Cinder’s horn flashed, creating some cupcakes for a group of hungry fillies.

“A little bit of outside magic
Flips the story, no longer tragic
I can give my strength to you,
And you can spread it everywhere!”

The fillies cheered, running off to spread the excess cupcakes to the other ponies of the street.

The familiar sensation of locations and events blending together within the magic of a heartsong began to overtake Tabula and before she knew it, she was bobbing her head and marching in time with all the other ponies. They marched through Vision, the added power of the song adding ponies to their number without need for conflict.

“Yeaaaah I’m the mare that never stops!
Our hooves march into all these shops
Deep within the darkness hides
‘Till I come in and end divides!”

They were in a mantle shop filled with various of the magical chemicals. Eyepatch lifted a highly-expensive teleporting mantle off a shelf, eyeing it carefully. Cinder slapped it out of her hoof.

“The poison joke bleeds into ponies
Eats destiny, bleeding them dry
I’ll end these ceremonies
For I gave up my soul to this!”

Everything went dark for a moment. Only Cinder was visible in the fire that began to devour the shop. Her words suddenly took on a much more somber tone.

“Giving up your sanity to end all the depravity
A sacrifice of future peace, of innocence, of sweet release
At the end punishment will come even though now I am numb
Do not walk this path I tread; I do it for you, I won’t be dead.”

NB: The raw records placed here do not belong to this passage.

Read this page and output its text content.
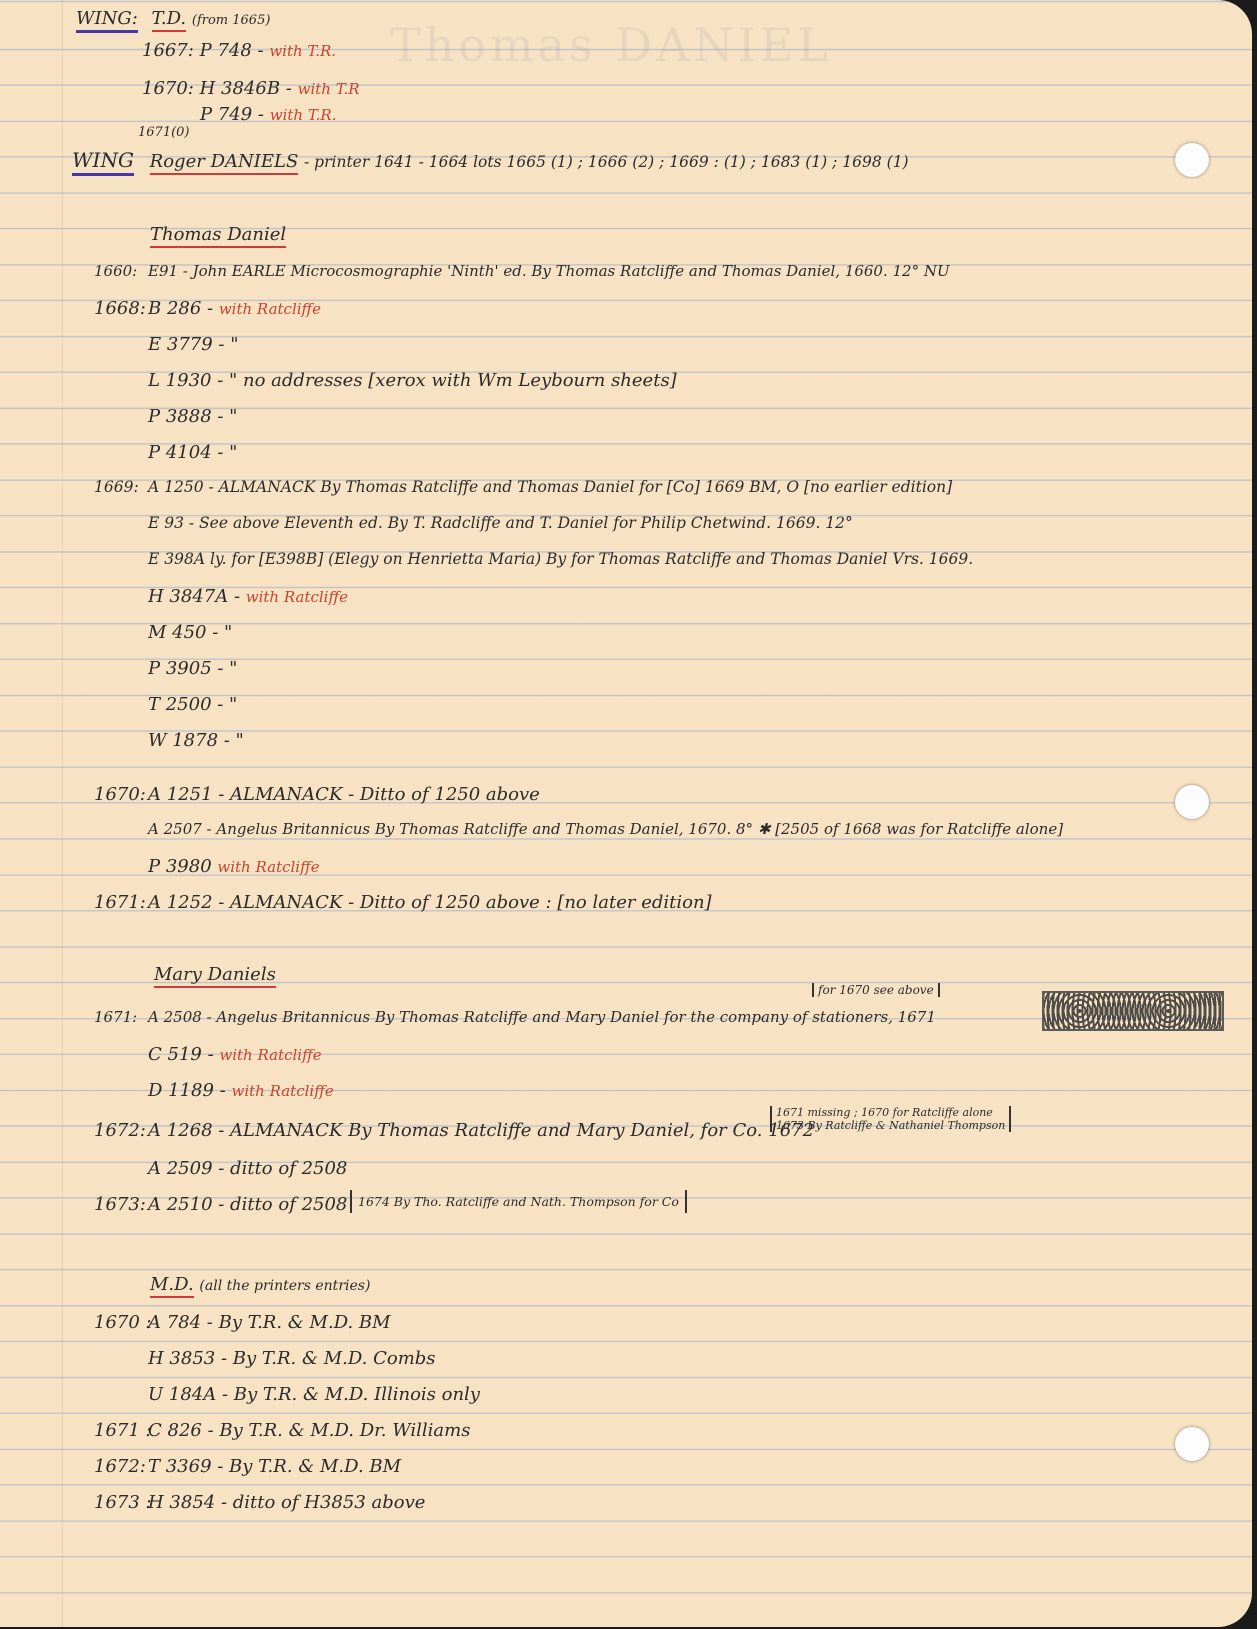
Thomas DANIEL
WING: T.D. (from 1665)
1667: P 748 - with T.R.
1670: H 3846B - with T.R
P 749 - with T.R.
1671(0)
WING Roger DANIELS - printer 1641 - 1664 lots 1665 (1) ; 1666 (2) ; 1669 : (1) ; 1683 (1) ; 1698 (1)
Thomas Daniel
1660: E91 - John EARLE Microcosmographie 'Ninth' ed. By Thomas Ratcliffe and Thomas Daniel, 1660. 12° NU
1668: B 286 - with Ratcliffe
E 3779 - "
L 1930 - " no addresses [xerox with Wm Leybourn sheets]
P 3888 - "
P 4104 - "
1669: A 1250 - ALMANACK By Thomas Ratcliffe and Thomas Daniel for [Co] 1669 BM, O [no earlier edition]
E 93 - See above Eleventh ed. By T. Radcliffe and T. Daniel for Philip Chetwind. 1669. 12°
E 398A ly. for [E398B] (Elegy on Henrietta Maria) By for Thomas Ratcliffe and Thomas Daniel Vrs. 1669.
H 3847A - with Ratcliffe
M 450 - "
P 3905 - "
T 2500 - "
W 1878 - "
1670: A 1251 - ALMANACK - Ditto of 1250 above
A 2507 - Angelus Britannicus By Thomas Ratcliffe and Thomas Daniel, 1670. 8° ✱ [2505 of 1668 was for Ratcliffe alone]
P 3980 with Ratcliffe
1671: A 1252 - ALMANACK - Ditto of 1250 above : [no later edition]
Mary Daniels
for 1670 see above
1671: A 2508 - Angelus Britannicus By Thomas Ratcliffe and Mary Daniel for the company of stationers, 1671
C 519 - with Ratcliffe
D 1189 - with Ratcliffe
1672: A 1268 - ALMANACK By Thomas Ratcliffe and Mary Daniel, for Co. 1672
A 2509 - ditto of 2508
1673: A 2510 - ditto of 2508
1671 missing ; 1670 for Ratcliffe alone
1673 By Ratcliffe & Nathaniel Thompson
1674 By Tho. Ratcliffe and Nath. Thompson for Co
M.D. (all the printers entries)
1670 :A 784 - By T.R. & M.D. BM
H 3853 - By T.R. & M.D. Combs
U 184A - By T.R. & M.D. Illinois only
1671 :C 826 - By T.R. & M.D. Dr. Williams
1672: T 3369 - By T.R. & M.D. BM
1673 :H 3854 - ditto of H3853 above
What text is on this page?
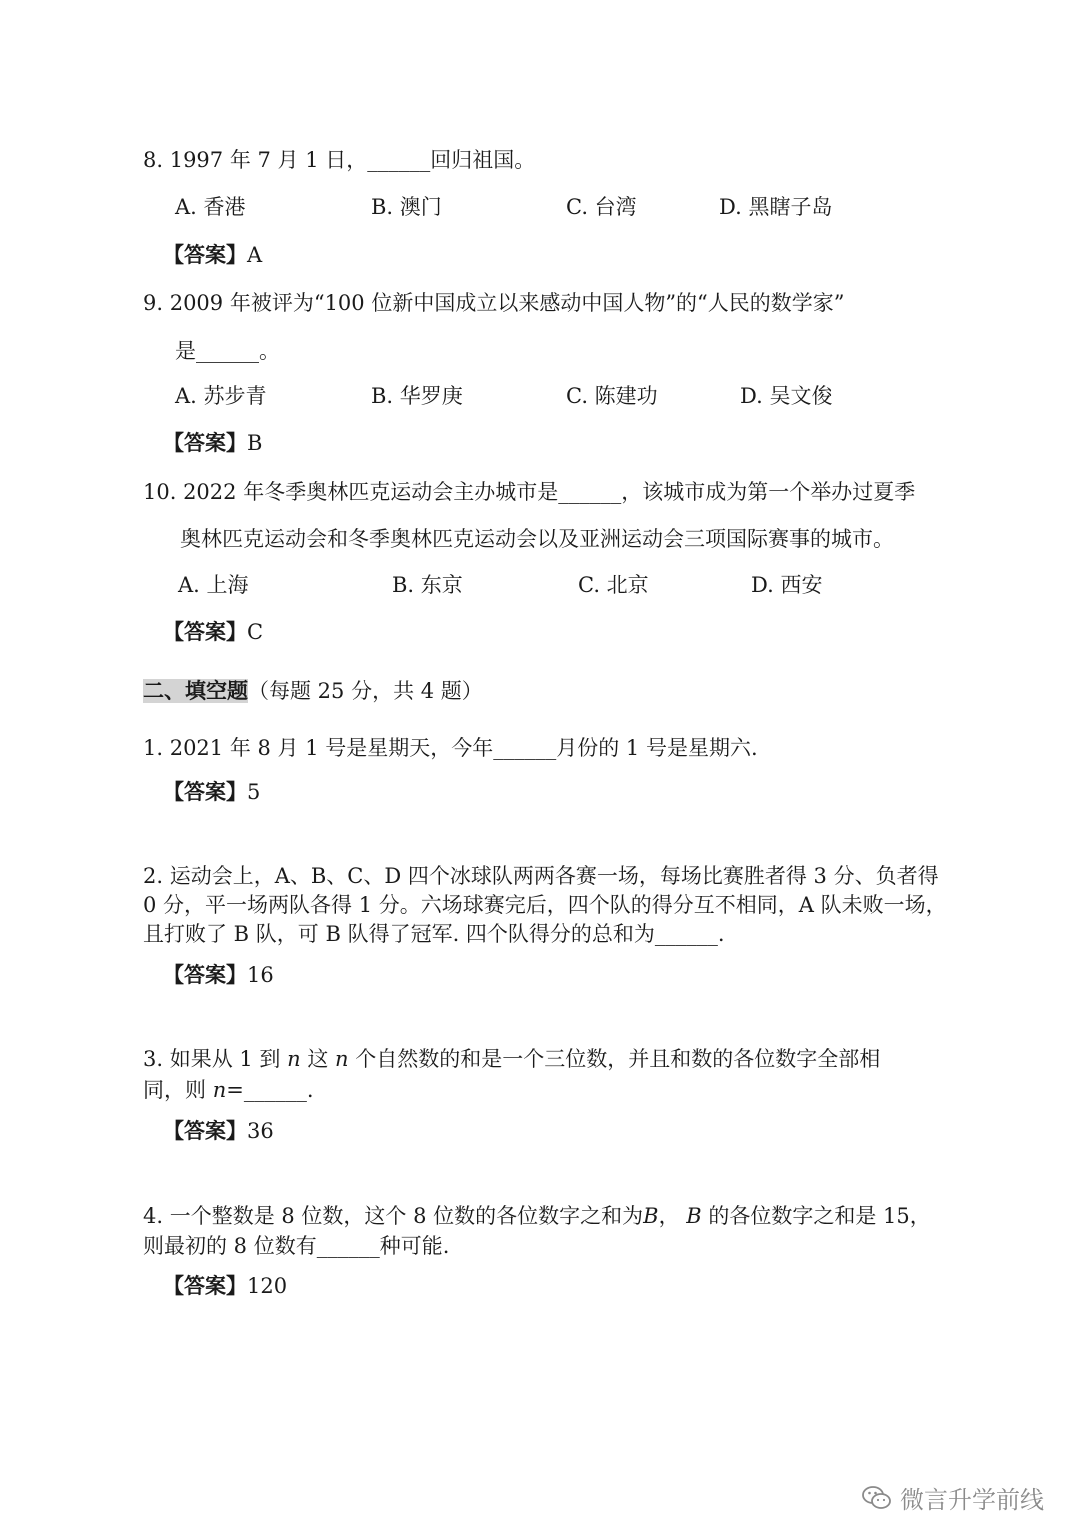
8. 1997 年 7 月 1 日，______回归祖国。
A. 香港	B. 澳门	C. 台湾	D. 黑瞎子岛
【答案】A
9. 2009 年被评为“100 位新中国成立以来感动中国人物”的“人民的数学家”
是______。
A. 苏步青	B. 华罗庚	C. 陈建功	D. 吴文俊
【答案】B
10. 2022 年冬季奥林匹克运动会主办城市是______，该城市成为第一个举办过夏季
奥林匹克运动会和冬季奥林匹克运动会以及亚洲运动会三项国际赛事的城市。
A. 上海	B. 东京	C. 北京	D. 西安
【答案】C
二、填空题（每题 25 分，共 4 题）
1. 2021 年 8 月 1 号是星期天，今年______月份的 1 号是星期六.
【答案】5
2. 运动会上，A、B、C、D 四个冰球队两两各赛一场，每场比赛胜者得 3 分、负者得
0 分，平一场两队各得 1 分。六场球赛完后，四个队的得分互不相同，A 队未败一场，
且打败了 B 队，可 B 队得了冠军. 四个队得分的总和为______.
【答案】16
3. 如果从 1 到 n 这 n 个自然数的和是一个三位数，并且和数的各位数字全部相
同，则 n=______.
【答案】36
4. 一个整数是 8 位数，这个 8 位数的各位数字之和为B， B 的各位数字之和是 15，
则最初的 8 位数有______种可能.
【答案】120
微言升学前线
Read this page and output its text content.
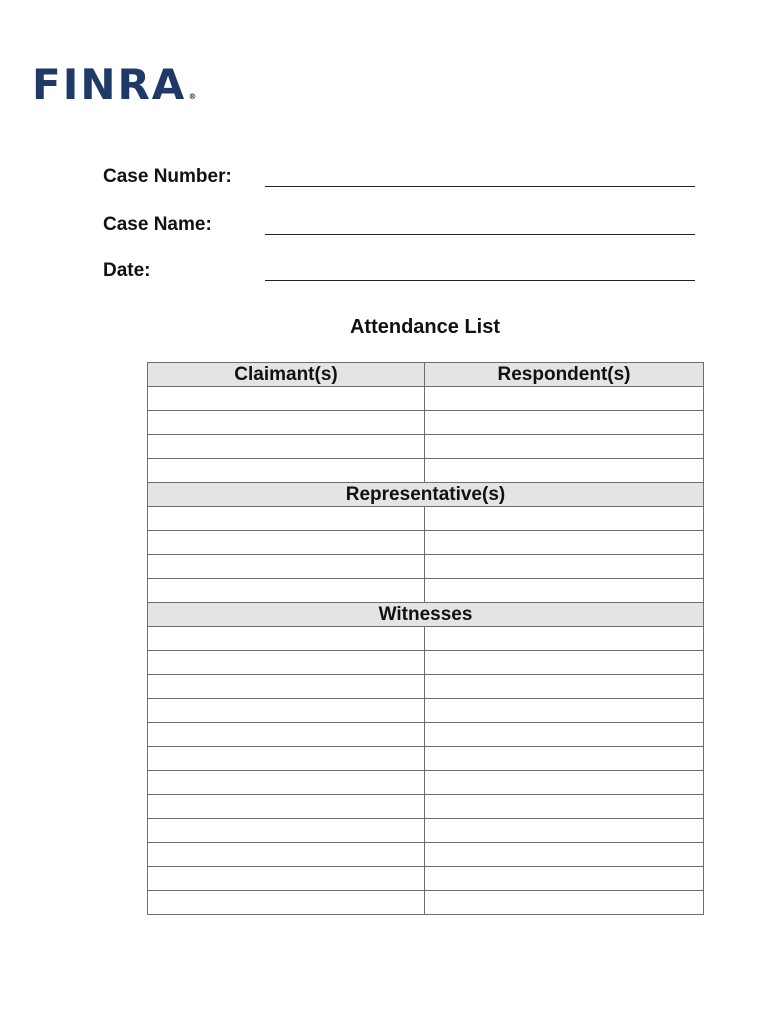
FINRA ®
Case Number:
Case Name:
Date:
Attendance List
Claimant(s)	Respondent(s)

Representative(s)	

Witnesses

The mantle shop owner held out a hoof to his burning shop, tears streaking down his face. Cinder walked up to him and extended a hoof, smiling sadly. Slowly, he took it.

“Woooooah I’m the mare that never stops!
I’ll burn it down and plant our crops
If the world wants you all to fall
With other realms we will stand tall”

There was a fight. Several colts and fillies about to be brutalized by drooling ponies. Cinder and the others charged in, taking care of them with ease. There was Cinder’s power, yes, but there was also the song. A song of hope in a city that had none.

It had some now.

“I bring with me a stronger story
Of adventure, heroic glory
The League lives to face evil
And through friends and fire it will be
Eradicated!”

Cinder stood atop a mound of dazed—amazingly not dead—ponies that were trying to kill her from all sides. They came with knives, unusual mantles, mutations, and crazed laughs. She met them with a cocky smirk, clever magic, and graceful motions.

“Yes, I’m the mare who never stops!
I’ve turned around this city’s curse
Sure, awaken the worst in me
Through it I’ll set these ponies free.”

She rocketed away from her happily prancing followers, slapping aside a muscular stallion as he tried to push another stallion into a choke hold. He was easy to deal with—a paper crowbar mixed with just a light smattering of bees got him off long enough for a hard smack to the back of the head to knock him out.

“Through it I’ll set these ponies free…” Cinder extended a hoof to the stallion on the ground. Smiling, he took it.

“Are you insane!?” A new mare’s voice shouted, completely unaffected by the fading music or the smiling troop following Cinder. There was menace in the voice.

Turning, Cinder took in an orange pegasus with a sea-green mane, no doubt an important mare to the story in one way or another. She was pretty. Cinder thought this detail sneaking into her mind was suspicious. “I mean, I’m covered in mantles, so I have to be a little nuts, girl.”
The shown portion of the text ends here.